Meta, like other companies, stated it operated a global service by following European standards and relying on Standard Contractual Clauses and proper data security. ”Fundamentally, businesses need clear, global rules to protect transatlantic data flows over the long term,” the spokesperson added. “We, along with more than 70 other companies across a wide range of industries, are closely monitoring the potential impact on our European operations as these developments progress.”
What is the data dispute about?
Previously, Meta could have used the Privacy Shield data transfer framework as the legal basis for transatlantic data transfers. But The European Court of Justice declared the pact null and void in July 2020, citing data protection concerns. The criterion, according to the EU’s highest legal authority, does not effectively protect European residents’ privacy. As a result, US corporations have been limited in their ability to transport European customer data to the US, forcing them to rely on SCCs (standard contractual clauses). The EU and the US have stated that they are working on a new or amended pact.
How has the European Commission reacted?
A European Commission official told Euronews Next via email that “securing a new framework for safe transatlantic data flows is a priority for us and our US partners.” The talks have heated up in recent months, with technical and political discussions taking place. They went on to say that this involves regular meetings between Commissioner Reynders and his counterpart, US Secretary of Commerce Gina Raimondo.

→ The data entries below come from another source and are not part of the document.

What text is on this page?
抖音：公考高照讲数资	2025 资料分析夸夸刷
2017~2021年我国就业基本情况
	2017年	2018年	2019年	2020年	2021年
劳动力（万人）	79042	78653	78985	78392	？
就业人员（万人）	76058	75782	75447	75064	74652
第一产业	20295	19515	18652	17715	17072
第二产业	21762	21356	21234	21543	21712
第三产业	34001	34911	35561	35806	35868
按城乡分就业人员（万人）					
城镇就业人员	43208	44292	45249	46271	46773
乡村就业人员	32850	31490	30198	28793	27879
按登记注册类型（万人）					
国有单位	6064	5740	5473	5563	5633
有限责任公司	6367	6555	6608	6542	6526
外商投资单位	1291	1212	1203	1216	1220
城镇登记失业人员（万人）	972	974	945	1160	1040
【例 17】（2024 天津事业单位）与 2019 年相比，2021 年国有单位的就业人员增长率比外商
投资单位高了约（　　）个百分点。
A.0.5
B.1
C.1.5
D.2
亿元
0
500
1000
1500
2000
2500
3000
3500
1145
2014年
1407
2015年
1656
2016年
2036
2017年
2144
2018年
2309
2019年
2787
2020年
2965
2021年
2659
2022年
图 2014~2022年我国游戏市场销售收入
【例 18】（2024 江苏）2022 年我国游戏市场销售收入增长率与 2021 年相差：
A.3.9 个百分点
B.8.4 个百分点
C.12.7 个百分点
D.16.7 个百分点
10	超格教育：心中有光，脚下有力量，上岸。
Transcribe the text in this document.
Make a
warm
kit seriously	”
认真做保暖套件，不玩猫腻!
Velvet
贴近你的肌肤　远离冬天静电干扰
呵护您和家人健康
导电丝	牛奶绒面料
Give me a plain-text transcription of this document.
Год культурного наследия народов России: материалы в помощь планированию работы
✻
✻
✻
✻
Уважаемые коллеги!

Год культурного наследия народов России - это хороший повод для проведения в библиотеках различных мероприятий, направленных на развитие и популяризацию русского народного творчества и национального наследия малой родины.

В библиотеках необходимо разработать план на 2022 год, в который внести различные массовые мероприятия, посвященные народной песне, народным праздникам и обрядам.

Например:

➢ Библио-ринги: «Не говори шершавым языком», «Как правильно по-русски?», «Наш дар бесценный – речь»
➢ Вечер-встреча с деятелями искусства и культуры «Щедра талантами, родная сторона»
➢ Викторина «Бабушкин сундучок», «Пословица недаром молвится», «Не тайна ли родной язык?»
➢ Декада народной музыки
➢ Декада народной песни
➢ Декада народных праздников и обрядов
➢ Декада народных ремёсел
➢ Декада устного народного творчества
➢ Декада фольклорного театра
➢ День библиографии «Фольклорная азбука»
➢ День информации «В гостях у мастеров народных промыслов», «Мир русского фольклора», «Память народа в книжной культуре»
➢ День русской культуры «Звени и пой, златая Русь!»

“On both sides of the Atlantic, only an agreement that is completely consistent with the EU court’s standards can provide the stability and legal certainty that stakeholders expect.” “These conversations take time, given the intricacy of the issues at hand and the necessity to find a balance between privacy and national security,” says the author.
Meanwhile, Meta announced on Monday that billionaire venture capitalist Peter Thiel will resign from the company’s board of directors. According to the Wall Street Journal and the New York Times, he will focus on assisting Republican candidates in the midterm elections who support ex-president Donald Trump’s agenda.
On Monday, Meta’s stock dropped by another 5%. Meta’s stock dropped by 25% in response to its financial report last week, as the social media company lost daily active users for the first time in its history.